Well, you may go on and live until you are 90, but you’re just as dead at 38 as you would be at 90. And the cessation of breathing in your life is but the belated announcement of an earlier death of the spirit.”
―
Martin Luther King Jr
“We must forever conduct our struggle on the high plane of dignity and discipline. We must not allow our creative protest to degenerate into physical violence. Again and again we must rise to the majestic heights of meeting physical force with soul force.”
―
Martin Luther King Jr
“I mourn the loss of thousands of precious lives, but I will not rejoice in the death of one, not even the enemy”
―
Martin Luther King Jr
“And when this happens, when we allow freedom ring, when we let it ring from every village and every hamlet, from every state and every city, we will be able to speed up that day when all of God's children, black men and white men, Jews and Gentiles, Protestants and Catholics, will be able to join hands and sing in the words of the old Negro spiritual:
Free at last! Free at last!
Thank God Almighty, we are free at last!”
―
Martin Luther King Jr
“Our nation was born in genocide when it embraced the doctrine that the original American, the Indian, was an inferior race.

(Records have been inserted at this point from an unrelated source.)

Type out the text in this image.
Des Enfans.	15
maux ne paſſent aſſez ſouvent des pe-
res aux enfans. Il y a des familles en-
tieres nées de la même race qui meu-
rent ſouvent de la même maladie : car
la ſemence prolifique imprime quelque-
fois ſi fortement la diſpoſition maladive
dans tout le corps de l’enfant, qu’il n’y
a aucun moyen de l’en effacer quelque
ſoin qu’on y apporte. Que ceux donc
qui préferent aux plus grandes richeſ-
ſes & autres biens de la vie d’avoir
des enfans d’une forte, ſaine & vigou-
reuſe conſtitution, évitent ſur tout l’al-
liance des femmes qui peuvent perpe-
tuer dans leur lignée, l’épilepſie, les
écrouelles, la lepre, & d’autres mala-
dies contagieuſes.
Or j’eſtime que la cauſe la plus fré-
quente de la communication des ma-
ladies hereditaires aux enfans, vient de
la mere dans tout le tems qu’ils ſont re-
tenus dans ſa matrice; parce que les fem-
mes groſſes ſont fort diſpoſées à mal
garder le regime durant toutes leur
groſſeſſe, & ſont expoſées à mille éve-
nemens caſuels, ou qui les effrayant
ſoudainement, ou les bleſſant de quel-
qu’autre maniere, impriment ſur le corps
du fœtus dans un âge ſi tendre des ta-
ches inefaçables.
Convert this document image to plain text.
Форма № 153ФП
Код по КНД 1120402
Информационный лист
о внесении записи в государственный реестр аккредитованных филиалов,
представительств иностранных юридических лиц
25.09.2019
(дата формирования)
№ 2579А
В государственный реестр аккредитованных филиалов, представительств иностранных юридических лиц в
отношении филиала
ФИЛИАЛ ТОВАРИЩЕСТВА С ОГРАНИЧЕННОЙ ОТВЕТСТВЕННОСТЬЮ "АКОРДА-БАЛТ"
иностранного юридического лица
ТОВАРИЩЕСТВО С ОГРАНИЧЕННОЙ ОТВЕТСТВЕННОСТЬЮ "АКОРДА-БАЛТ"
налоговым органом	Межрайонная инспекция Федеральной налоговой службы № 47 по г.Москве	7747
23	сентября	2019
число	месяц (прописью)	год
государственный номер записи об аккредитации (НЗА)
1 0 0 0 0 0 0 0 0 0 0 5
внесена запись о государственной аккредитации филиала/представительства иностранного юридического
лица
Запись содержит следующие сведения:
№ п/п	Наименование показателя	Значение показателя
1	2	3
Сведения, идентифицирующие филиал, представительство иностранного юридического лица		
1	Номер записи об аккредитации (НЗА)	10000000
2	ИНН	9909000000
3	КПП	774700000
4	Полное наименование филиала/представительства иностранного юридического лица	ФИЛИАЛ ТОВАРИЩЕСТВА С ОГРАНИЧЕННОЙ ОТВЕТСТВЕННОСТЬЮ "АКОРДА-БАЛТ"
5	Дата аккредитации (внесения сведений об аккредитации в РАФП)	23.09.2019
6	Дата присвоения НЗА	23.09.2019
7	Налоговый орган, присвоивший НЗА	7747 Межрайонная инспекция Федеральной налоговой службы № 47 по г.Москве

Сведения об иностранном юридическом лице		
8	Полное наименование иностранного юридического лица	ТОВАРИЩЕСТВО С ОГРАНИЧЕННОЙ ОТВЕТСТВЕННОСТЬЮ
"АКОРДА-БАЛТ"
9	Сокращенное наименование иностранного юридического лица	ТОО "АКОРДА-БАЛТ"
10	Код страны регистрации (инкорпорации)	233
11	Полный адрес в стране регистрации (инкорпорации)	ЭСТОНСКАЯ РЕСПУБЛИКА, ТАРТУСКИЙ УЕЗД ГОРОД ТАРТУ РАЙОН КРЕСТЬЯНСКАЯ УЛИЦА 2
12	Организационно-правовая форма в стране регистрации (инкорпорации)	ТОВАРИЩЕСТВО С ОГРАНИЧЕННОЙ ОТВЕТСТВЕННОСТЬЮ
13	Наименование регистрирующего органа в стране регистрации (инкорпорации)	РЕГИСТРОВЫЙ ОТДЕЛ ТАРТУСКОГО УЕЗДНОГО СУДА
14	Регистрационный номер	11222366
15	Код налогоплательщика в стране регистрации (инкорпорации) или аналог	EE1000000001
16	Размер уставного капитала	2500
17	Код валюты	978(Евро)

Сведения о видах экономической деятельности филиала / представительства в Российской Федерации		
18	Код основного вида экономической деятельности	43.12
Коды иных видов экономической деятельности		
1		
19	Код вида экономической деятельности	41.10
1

Even before there were large numbers of Negroes on our shore, the scar of racial hatred had already disfigured colonial society. From the sixteenth century forward, blood flowed in battles over racial supremacy. We are perhaps the only nation which tried as a matter of national policy to wipe out its indigenous population. Moreover, we elevated that tragic experience into a noble crusade. Indeed, even today we have not permitted ourselves to reject or feel remorse for this shameful episode. Our literature, our films, our drama, our folklore all exalt it. Our children are still taught to respect the violence which reduced a red-skinned people of an earlier culture into a few fragmented groups herded into impoverished reservations.”
―
Martin Luther King Jr
“I cannot make myself believe that God wanted me to hate. I'm tired of violence, I've seen too much of it. I've seen such hate on the faces of too many sheriffs in the South. And I'm not going to let my oppressor dictate to me what method I must use. Our oppressors have used violence. Our oppressors have used hatred. Our oppressors have used rifles and guns. I'm not going to stoop down to their level. I want to rise to a higher level. We have a power that can't be found in Molotov cocktails.”